Can you play chess without knowing the rules? LLM can !
Build a world model by observing moves only
Most people, upon their first interaction with ChatGPT or other large language models (LLMs), are astonished by the AI's ability to engage in conversation effortlessly. These models consider the context and user intentions, making it appear as if the AI truly understands human interaction and can respond accordingly.
I experienced a similar sense of awe when using the following prompt: "You are a Linux OS system terminal and are responding to user input as if they are entering Linux commands. Show the output without any explanation, just as it would appear in a terminal display." When I typed "mkdir helloworld" followed by "ls," ChatGPT was able to create a pseudo-Linux playground, demonstrating its capability to mimic real system behavior.
Now, researchers are delving deeper into the study of LLMs, focusing on their ability to create their own world models solely by observing actions. This fascinating aspect of AI continues to reveal intriguing potentials and opens up new avenues of exploration in the field.
extract from DeepLearning.AI
To me, the work on Othello-GPT is a compelling demonstration that LLMs build world models; that is, they figure out what the world really is like rather than blindly parrot words. Kenneth Li and colleagues trained a variant of the GPT language model on sequences of moves from Othello, a board game in which two players take turns placing game pieces on an 8x8 grid. For example, one sequence of moves might be d3 c5 f6 f5 e6 e3…, where each pair of characters (such as d3) corresponds to placing a game piece at a board location.

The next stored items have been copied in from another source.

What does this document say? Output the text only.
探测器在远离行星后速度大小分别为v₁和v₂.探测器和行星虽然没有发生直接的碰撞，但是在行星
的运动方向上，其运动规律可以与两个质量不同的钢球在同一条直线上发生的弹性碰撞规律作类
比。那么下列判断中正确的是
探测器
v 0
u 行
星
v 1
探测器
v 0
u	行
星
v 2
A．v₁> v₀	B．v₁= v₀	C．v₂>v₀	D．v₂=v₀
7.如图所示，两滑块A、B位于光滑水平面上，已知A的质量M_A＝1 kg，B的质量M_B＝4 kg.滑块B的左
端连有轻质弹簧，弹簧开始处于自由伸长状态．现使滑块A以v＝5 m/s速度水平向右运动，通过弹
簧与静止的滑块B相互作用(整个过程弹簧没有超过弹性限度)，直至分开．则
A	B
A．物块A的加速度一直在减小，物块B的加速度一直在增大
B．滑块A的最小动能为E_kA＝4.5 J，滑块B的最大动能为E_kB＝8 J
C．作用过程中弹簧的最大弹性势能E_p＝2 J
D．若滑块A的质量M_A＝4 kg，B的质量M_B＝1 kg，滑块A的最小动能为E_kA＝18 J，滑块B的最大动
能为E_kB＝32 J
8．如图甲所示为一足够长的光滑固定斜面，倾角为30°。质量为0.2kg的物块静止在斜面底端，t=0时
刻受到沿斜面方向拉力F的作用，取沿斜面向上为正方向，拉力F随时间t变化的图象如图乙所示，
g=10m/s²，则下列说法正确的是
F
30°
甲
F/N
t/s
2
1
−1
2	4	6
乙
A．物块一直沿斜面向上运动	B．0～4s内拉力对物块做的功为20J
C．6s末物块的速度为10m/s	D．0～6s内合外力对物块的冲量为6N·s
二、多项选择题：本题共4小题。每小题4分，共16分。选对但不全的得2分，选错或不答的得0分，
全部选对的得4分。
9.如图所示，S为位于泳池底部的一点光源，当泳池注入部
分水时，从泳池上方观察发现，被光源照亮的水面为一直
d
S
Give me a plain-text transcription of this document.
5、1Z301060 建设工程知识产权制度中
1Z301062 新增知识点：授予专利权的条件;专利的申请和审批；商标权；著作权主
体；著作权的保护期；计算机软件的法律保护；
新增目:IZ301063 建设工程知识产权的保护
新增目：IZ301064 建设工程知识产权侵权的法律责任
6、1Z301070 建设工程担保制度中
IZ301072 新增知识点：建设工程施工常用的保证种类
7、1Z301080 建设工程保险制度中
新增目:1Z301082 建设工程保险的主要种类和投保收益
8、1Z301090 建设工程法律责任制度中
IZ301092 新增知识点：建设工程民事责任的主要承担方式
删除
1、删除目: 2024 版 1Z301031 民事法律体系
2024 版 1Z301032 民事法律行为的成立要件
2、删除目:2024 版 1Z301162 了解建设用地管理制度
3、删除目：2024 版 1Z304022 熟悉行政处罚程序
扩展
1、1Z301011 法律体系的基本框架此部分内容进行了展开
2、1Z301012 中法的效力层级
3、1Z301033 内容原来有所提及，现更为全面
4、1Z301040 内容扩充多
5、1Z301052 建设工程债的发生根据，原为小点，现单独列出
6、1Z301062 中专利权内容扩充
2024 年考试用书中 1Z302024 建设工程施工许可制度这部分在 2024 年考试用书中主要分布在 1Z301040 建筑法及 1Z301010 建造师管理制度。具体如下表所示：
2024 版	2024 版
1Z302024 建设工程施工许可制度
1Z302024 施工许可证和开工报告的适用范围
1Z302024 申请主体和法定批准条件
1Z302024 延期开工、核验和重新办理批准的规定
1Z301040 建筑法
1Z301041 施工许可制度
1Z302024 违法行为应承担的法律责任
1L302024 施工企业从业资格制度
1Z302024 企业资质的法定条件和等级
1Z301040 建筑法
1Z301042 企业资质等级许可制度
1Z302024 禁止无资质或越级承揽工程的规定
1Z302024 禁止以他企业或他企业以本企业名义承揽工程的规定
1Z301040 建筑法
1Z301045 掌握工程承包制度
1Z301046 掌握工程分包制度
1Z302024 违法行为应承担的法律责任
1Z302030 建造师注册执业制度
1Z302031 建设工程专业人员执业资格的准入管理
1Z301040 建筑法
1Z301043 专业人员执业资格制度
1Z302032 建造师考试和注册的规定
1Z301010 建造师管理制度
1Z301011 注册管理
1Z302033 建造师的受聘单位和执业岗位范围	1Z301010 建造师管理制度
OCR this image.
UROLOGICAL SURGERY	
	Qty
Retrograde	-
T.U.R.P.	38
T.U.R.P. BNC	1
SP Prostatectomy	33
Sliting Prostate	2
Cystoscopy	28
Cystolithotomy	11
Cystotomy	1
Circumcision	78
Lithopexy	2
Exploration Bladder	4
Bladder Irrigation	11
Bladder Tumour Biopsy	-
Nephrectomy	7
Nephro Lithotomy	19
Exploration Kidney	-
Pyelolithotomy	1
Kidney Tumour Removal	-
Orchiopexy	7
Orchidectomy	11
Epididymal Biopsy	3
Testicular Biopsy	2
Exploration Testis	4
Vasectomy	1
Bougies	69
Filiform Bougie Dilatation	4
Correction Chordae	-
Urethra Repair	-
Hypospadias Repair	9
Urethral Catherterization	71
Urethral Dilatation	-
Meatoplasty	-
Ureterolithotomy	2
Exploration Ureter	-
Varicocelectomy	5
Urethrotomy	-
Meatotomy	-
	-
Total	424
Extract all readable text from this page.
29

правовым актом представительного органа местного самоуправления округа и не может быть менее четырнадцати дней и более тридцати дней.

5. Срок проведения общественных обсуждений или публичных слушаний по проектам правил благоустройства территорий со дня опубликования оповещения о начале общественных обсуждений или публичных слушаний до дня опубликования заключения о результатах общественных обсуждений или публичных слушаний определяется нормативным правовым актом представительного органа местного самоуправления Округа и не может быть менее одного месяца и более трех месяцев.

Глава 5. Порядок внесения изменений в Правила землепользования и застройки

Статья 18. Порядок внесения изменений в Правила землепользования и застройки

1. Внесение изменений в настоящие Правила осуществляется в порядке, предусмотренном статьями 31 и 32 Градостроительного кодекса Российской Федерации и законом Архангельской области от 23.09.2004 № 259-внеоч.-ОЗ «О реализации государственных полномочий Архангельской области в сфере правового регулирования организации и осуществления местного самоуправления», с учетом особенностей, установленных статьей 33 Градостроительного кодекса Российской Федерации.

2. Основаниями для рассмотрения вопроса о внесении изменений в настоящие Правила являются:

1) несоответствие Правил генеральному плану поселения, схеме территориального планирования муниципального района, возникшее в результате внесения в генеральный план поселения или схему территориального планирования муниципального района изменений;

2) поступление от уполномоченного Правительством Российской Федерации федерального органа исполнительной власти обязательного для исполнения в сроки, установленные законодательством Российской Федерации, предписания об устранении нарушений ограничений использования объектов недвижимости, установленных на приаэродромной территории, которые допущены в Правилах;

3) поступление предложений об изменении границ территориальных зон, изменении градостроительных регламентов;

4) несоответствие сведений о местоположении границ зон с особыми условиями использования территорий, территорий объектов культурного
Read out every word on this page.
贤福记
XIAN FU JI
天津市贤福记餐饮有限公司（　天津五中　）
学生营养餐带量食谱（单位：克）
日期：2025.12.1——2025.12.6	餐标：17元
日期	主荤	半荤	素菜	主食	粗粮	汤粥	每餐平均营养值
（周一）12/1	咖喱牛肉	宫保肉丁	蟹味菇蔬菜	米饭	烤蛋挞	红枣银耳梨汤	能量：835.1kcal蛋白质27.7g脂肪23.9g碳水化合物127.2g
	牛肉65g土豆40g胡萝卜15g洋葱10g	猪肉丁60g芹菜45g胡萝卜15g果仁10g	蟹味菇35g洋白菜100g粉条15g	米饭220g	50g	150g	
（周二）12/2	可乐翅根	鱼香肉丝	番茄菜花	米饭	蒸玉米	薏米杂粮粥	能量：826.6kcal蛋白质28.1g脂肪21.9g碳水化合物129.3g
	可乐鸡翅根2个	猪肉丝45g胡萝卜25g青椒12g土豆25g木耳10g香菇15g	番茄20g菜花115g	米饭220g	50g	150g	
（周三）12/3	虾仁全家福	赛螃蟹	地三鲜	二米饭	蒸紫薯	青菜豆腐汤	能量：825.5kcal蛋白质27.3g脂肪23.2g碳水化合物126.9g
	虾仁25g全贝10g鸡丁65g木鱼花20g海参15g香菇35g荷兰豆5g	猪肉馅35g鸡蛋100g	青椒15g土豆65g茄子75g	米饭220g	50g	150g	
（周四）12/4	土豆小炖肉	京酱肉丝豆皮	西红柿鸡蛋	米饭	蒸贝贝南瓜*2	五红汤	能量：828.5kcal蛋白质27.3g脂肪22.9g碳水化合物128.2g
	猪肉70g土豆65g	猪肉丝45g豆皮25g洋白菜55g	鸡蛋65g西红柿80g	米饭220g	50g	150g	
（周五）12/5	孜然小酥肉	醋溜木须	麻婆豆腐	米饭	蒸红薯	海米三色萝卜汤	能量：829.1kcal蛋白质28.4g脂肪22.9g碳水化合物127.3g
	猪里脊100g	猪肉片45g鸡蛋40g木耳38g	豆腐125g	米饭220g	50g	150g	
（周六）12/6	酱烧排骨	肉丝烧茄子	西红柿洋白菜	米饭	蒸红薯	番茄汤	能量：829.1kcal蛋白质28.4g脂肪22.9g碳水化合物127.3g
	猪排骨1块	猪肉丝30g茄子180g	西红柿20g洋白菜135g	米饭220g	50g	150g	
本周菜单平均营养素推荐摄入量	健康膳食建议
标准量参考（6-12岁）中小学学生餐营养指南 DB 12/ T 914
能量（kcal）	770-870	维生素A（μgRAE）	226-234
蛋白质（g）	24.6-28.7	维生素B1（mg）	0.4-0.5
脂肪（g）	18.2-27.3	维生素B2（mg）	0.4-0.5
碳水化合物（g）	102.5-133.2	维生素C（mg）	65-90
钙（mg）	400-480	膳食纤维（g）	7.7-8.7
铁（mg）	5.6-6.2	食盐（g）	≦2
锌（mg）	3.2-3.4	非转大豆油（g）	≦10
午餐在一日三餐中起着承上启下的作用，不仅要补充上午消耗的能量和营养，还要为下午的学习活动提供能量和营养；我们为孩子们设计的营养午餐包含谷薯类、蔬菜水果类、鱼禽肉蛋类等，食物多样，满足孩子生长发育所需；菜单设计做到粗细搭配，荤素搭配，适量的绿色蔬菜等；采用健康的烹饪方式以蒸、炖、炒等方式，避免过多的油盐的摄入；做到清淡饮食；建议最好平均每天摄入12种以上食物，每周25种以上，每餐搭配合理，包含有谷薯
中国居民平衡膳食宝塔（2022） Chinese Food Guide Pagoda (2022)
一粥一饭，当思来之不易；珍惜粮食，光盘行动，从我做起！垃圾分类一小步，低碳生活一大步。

During training, the network saw only sequences of moves. It wasn’t explicitly told that these were moves on a square, 8x8 board or the rules of the game. After training on a large dataset of such moves, it did a decent job of predicting what the next move might be.
The key question is: Did the network make these predictions by building a world model? That is, did it discover that there was an 8x8 board and a specific set of rules for placing pieces on it, that underpinned these moves? The authors demonstrate convincingly that the answer is yes. Specifically, given a sequence of moves, the network’s hidden-unit activations appeared to capture a representation of the current board position as well as available legal moves. This shows that, rather than being a “stochastic parrot” that tried only to mimic the statistics of its training data, the network did indeed build a world model.
In short, image a deaf and illiterate person watch people play 10,000 times chess game and then able to win!